Простите моего пригожего хорошего, эти крыши, вытесанные топором, последние разочки!

Kак знать, может за время пребывания на пригожем свете он недобрые слова говорил, когда эти крыши тесал.

Прости моего белого хорошего, родное крылечко, последние разочки на белом свете!

Kак знать, может за время пребывания на белом свете он похаживал по своему крылечку с недобрыми словами...»

Далее Конкка пишет, что по пути на кладбище плакальщица в такой же форме обращается к лугам, где когда-то кашивал покойный, к пашне, которую он пахал, ко всему «божьему воздуху», к родному причалу, а если путь на кладбище лежит через реку или озеро, то и к самой воде:

«Kак знать, может он с недобрыми словами браживал по этим водам-житницам, когда частенько по этим водам-житницам плавал.

Простите красивого Спасушки красивые отмели моего красивого хорошего последний разочек, когда везут к красивым прародителям по красивым отмелям на восьмидужных поплавочках.

Ведь частенько мой красивый хороший по этим красивым отмелям плавал на восьмидужных поплавочках, пребывая на красивом свете.

Kак знать, может с горькими словами ходил по отмелям красивого Спасушки.

Простите моего славного хорошего зеркальные воды славного Спасушки последний разочек, когда к славным прародителям везут по зеркальным водам на шестидужных поплавочках».

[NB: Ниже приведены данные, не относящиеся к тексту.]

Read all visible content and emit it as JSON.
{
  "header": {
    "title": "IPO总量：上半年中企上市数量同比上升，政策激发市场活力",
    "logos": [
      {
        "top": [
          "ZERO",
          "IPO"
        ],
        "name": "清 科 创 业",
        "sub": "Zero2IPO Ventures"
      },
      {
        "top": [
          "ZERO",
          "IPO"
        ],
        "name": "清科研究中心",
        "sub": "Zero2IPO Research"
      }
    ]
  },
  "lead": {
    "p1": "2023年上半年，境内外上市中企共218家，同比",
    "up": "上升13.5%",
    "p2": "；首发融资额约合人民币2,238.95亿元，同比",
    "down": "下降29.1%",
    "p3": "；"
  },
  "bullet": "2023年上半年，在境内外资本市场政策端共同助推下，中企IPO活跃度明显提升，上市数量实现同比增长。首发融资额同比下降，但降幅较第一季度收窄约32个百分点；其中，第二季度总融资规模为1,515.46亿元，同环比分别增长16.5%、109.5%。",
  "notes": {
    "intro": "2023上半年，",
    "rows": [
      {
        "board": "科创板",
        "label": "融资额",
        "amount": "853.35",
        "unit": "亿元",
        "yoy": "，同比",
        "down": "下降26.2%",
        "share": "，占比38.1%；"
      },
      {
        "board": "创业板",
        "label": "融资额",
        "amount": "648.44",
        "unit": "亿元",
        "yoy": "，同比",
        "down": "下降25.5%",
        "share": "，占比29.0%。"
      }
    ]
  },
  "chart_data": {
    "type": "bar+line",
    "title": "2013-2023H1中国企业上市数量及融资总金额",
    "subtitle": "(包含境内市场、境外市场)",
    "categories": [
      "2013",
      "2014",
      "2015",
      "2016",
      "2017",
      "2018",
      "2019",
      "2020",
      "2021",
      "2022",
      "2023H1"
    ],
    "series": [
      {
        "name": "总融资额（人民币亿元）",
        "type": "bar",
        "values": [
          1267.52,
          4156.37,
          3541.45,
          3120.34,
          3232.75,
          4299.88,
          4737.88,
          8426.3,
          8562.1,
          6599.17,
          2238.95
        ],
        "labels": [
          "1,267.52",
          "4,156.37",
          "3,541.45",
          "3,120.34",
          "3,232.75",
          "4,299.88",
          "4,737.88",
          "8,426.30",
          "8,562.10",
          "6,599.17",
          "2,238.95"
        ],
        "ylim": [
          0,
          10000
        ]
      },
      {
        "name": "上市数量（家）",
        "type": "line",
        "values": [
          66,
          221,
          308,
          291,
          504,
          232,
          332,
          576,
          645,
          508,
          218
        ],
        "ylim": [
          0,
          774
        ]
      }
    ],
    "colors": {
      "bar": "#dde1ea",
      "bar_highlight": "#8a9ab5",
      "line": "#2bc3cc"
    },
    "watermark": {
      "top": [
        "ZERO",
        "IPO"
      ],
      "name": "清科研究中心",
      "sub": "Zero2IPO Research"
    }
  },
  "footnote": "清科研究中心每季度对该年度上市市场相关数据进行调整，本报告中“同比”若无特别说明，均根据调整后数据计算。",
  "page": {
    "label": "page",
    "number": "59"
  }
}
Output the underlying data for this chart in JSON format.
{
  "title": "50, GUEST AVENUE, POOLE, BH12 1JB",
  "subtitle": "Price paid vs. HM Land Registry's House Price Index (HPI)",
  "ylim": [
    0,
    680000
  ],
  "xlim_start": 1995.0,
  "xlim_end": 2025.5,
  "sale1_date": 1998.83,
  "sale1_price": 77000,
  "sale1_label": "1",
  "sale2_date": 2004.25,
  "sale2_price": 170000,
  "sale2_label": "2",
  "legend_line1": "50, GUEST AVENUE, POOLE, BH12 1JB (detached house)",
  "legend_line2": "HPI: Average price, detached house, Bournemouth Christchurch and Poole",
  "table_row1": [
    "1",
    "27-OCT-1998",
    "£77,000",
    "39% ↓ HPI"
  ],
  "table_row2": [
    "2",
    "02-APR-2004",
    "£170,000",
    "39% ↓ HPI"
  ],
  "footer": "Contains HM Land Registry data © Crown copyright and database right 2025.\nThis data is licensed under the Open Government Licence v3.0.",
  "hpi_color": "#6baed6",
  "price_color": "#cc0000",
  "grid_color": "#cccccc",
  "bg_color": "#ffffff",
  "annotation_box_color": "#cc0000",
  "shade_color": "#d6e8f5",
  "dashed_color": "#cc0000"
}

Из процитированного следует, что человек за все время своей жизни никогда не бывает одинок, рядом с ним всегда есть некая неодушевленная сущность, которой можно причинить вред по неосторожности. В сущности, покойник — такая же сущность, но и он требует заботы, как и весь окружающий мир. И как человек не бывает одинок при жизни, так не должен быть одинок и после смерти: при переходе на ту сторону он услышит собачий лай, как если бы приближался к чьему-то дому темной зимней ночью, а плакальщица с помощью ритуального плача позовет кого-нибудь из умерших родственников выйти и встретить его, чтобы усопшему было не так страшно.